01

42 17 3
                                    

Surabaya sore ini hujan, menjebak banyak manusia yang harusnya bisa segera pulang dan merebahkan dirinya beristirahat jadi sedikit lebih tertunda dari biasanya. Hawa dingin kini lebih mendominasi, semangkuk indomie buatan Bunda tiba-tiba saja terlintas dibenak Rena. Ah! Sungguh, dia kedinginan sekaligus kelaparan sekarang.

Sambil menunggu hujan reda, Rena mengabari orang rumah kalau dia sedikit terlambat pulang hari ini. Sambil duduk di bangku salah satu yang berada di koridor sekolah, netranya kini mulai menangkap segala aktivitas disekelilingnya. Ada yang masi sibuk piket dikelas, ada yang lebih memilih berbincang untuk sembari menunggu jemputan, dan ada yang hanya sekedar menikmati hujan dengan mengabadikannya lewat kamera di ponselnya.

Tapi Rena lebih memilih mendengarkan musik lewat headset-nya, sambil mentap hujan yang semakin membasuh bumi. Menghapus debu bergantian dengan harum petrichor yang menguar, membuat siapa saja rasanya hanya ingin membungkus diri dalam selimut.

Tepukan di bahunya membuat Rena menoleh dan reflek menarik headset ditelinga sebelah kirinya.

"Iya?" Tanya Rena pada lelaki berkulit tan yang menegurnya, dia tidak mengenali lelaki itu. Tapi dilihat dari seragamnya saat ini membuat Rena menebak dia adalah Kakak kelasnya.

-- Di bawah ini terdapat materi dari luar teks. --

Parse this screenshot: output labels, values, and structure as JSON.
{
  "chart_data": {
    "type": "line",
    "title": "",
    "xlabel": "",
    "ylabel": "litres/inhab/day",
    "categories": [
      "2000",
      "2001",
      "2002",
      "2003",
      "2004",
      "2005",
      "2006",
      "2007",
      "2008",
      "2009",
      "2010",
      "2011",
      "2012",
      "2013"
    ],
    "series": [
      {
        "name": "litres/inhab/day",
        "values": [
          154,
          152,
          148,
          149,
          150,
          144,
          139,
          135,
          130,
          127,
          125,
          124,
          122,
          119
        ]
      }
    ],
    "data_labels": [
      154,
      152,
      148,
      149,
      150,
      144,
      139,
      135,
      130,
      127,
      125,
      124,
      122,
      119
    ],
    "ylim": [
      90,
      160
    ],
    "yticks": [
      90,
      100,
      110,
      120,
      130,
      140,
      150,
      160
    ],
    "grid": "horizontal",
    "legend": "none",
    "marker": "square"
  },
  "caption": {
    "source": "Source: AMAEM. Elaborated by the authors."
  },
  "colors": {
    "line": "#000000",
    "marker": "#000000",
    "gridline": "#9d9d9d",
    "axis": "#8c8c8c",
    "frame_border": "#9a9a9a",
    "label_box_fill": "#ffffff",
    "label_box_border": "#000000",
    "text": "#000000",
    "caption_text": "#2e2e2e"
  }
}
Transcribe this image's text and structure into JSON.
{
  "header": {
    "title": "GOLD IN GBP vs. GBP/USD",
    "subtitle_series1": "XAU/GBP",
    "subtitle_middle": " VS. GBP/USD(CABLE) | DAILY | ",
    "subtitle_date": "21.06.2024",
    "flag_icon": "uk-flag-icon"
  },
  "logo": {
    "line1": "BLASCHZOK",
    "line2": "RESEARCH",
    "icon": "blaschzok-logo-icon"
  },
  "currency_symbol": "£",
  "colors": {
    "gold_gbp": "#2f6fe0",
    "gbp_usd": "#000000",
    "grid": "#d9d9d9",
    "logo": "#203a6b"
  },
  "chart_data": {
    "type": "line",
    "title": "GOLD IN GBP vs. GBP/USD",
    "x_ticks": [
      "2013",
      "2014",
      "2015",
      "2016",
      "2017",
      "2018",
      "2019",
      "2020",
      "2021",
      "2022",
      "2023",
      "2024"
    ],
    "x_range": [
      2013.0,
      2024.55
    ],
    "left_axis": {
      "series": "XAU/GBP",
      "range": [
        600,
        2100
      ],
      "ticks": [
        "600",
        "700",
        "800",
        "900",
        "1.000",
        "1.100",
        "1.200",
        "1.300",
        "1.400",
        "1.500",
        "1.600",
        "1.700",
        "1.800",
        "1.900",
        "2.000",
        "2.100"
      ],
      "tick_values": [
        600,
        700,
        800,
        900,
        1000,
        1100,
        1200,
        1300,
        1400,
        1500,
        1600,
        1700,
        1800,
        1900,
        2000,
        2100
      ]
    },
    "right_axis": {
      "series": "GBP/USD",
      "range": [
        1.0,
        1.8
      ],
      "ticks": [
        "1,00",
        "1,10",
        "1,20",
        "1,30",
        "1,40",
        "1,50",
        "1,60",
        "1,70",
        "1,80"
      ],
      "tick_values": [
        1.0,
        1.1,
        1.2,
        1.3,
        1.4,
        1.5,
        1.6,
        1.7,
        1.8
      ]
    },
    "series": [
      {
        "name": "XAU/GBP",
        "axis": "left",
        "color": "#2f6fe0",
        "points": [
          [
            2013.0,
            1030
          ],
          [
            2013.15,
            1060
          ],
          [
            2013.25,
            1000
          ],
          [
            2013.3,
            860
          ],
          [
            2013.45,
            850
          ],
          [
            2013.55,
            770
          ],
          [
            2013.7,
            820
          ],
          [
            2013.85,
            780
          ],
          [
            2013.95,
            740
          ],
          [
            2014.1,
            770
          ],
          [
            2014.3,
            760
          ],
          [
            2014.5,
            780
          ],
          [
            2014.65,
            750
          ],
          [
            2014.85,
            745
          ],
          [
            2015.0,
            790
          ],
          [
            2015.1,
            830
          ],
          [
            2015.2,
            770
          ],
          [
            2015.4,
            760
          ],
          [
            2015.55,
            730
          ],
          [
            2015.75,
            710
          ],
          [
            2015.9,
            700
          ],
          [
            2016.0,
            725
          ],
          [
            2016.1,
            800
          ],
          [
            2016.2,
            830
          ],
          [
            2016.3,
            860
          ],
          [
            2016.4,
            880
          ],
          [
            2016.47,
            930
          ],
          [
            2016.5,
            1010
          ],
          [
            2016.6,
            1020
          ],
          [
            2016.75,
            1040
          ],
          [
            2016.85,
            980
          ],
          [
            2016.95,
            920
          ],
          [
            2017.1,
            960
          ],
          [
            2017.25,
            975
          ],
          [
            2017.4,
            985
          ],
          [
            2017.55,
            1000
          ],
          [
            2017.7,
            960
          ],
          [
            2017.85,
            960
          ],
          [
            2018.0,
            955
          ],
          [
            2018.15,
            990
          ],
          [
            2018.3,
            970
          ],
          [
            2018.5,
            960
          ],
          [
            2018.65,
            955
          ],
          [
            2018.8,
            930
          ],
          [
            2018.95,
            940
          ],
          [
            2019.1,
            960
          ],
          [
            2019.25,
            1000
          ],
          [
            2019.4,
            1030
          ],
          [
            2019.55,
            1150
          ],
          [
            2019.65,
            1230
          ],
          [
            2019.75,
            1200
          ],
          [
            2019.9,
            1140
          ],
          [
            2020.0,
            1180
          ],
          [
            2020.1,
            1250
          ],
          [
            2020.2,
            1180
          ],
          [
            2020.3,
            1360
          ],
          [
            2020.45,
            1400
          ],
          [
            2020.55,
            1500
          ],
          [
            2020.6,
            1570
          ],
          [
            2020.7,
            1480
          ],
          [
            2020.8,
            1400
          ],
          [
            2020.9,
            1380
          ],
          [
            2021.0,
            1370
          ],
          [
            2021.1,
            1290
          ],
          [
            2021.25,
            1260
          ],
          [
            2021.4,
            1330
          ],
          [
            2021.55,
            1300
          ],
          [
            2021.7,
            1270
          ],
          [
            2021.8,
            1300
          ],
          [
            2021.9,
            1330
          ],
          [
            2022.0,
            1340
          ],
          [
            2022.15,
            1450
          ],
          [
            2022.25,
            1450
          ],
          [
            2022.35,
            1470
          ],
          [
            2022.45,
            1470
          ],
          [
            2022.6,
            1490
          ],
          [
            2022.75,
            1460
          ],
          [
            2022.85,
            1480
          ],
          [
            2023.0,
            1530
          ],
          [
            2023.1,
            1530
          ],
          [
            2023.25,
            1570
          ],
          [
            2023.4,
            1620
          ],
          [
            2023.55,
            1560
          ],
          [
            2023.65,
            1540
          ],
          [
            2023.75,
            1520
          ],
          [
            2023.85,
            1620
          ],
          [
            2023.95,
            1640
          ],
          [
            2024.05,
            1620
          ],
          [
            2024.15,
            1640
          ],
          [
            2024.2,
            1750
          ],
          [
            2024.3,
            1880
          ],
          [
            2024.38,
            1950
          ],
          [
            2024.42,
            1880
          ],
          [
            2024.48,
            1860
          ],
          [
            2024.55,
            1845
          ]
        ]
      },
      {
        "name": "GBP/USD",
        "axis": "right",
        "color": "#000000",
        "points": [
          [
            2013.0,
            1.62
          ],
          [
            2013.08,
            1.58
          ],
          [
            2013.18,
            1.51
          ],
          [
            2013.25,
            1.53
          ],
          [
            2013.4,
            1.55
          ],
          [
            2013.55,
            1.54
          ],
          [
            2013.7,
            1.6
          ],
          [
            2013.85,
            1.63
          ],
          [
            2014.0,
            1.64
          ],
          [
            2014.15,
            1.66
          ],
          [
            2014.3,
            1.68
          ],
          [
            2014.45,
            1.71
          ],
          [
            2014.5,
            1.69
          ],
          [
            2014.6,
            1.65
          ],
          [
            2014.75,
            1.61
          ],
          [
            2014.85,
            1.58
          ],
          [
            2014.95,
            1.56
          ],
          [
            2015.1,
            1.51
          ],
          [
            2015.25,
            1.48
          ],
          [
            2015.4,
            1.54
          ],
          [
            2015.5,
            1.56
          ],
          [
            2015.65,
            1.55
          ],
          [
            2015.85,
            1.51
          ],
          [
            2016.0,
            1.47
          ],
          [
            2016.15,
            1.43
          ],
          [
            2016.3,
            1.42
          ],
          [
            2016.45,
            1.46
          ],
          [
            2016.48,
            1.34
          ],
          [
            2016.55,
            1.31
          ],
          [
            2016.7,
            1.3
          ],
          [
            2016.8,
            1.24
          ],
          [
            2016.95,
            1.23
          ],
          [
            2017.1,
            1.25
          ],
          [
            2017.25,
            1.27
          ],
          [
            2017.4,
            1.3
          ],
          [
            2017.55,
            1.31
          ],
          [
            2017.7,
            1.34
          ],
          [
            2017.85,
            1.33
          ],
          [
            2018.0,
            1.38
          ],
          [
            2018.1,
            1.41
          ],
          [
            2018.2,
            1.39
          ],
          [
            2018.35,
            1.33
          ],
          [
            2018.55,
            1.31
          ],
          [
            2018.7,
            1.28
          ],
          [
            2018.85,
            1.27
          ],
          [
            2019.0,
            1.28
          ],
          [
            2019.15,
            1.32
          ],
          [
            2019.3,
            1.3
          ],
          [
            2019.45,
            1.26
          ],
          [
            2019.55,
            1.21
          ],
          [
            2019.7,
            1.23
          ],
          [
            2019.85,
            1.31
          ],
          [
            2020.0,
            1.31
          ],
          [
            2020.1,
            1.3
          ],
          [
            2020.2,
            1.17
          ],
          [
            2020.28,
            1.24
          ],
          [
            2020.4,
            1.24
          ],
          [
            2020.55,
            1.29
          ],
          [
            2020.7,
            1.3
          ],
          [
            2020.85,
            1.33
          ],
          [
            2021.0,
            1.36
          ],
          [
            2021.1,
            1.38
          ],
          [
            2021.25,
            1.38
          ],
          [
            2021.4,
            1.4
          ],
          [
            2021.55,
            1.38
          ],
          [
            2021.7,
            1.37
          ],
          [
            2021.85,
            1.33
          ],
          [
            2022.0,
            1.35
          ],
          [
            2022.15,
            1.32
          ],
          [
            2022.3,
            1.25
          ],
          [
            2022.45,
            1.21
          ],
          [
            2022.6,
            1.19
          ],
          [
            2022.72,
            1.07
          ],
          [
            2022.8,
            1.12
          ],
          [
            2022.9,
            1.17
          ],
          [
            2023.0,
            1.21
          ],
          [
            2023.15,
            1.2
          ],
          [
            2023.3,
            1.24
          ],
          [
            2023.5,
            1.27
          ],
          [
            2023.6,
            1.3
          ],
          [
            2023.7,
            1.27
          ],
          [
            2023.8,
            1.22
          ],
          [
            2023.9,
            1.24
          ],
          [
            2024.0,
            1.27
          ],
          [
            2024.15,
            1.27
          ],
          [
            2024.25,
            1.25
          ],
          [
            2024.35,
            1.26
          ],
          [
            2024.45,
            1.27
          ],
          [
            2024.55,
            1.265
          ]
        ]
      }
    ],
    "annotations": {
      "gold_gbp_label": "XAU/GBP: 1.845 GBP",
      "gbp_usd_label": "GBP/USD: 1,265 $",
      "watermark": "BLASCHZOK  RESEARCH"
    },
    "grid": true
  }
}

"Ada payung?" Katanya membuat Rena menggelengkan kepalanya heran, bukan karena pertanyaannya tapi karena sikapnya yang tiba-tiba menegur orang yang bahkan mereka saja tidak saling mengenal satu sama lain.

"Nih." Katanya lagi, kali ini dia menyodorkan sebuah payung bermotif warna-warni ditangannya itu untukku, iya ngga salah, payungnya itu yang mirip sama abang-abang telor gulung yang suka pasang payungnya di gerobak dagangannya itu loh.

'Aduh maaf Kak, ngga bermaksud. Lagian mirip banget sih..' Seru Rena didalam hatinya, dengan cepat dia menggelengkan kepalanya ribut.

Lagi-lagi Rena dibuat heran dengan lelaki asing ini, dengan segan dan sungkan Rena beranjak dari duduknya, "Oh, ngga usah Kak gapapa, makasih."

"Ambil aja, hujannya makin gede tuh, yang ada lo ngga bisa pulang. Mau nginep disekolah emangnya?"

"Loh terus nanti Kakak gimana?"

"Gampang, nih ambil."

Akhirnya Rena menerima payungnya, tanpa aba-aba bahkan dia belum sempat mengucapkan rasa terimakasih, tapi laki-laki dengan rambut yang sedikit memanjang dan acak-acakan itu berlari menerjang hujan dengan merelakan ransel hitam dan seragamnya basah karena lebih memilih memberikan payungnya sendiri padanya.

Padahal penampilannya berbanding terbalik dengan sikapnya, iya, bahkan tadi Rena sempat takut dan sungkan. Melihat caranya berpenampilan dengan seragam sekolah yang dikeluarkan dan celana abu-abunya yang dicoret-coret tipp-ex lumayan banyak. Rena sempat ragu awalnya, tapi dia teringat ucapan Ayah untuk jangan menilai seseorang hanya dari penampilan luarnya saja, terkadang yang menurut kita buruk justru menurut Tuhan itu yang terbaik.

Rena bergeming menatap punggung Kakak kelasnya itu yang semakin pudar termakan jarak, dia masih tidak habis pikir kenapa lelaki itu rela hujan-hujanan hanya untuk meminjamkan payungnya? Padahal dia bisa saja untuk tidak peduli dan pergi.

Sebenarnya dia itu siapa?

Sambil terus berjalan keluar sekolah menggunakan payung itu menuju halte bus, Rena kembali hanyut dalam pikirannya, setelah ini dia akan memikirkan bagaimana caranya dia mengembalikan payung ini. Mengetahui namanya saja tidak bagaimana dia tahu dimana kelas lelaki itu?

Ah! Sudahlah, urusan itu biar nanti Rena pikirkan lagi, atau dia akan meminta pendapat dari Kanaya, sahabatnya.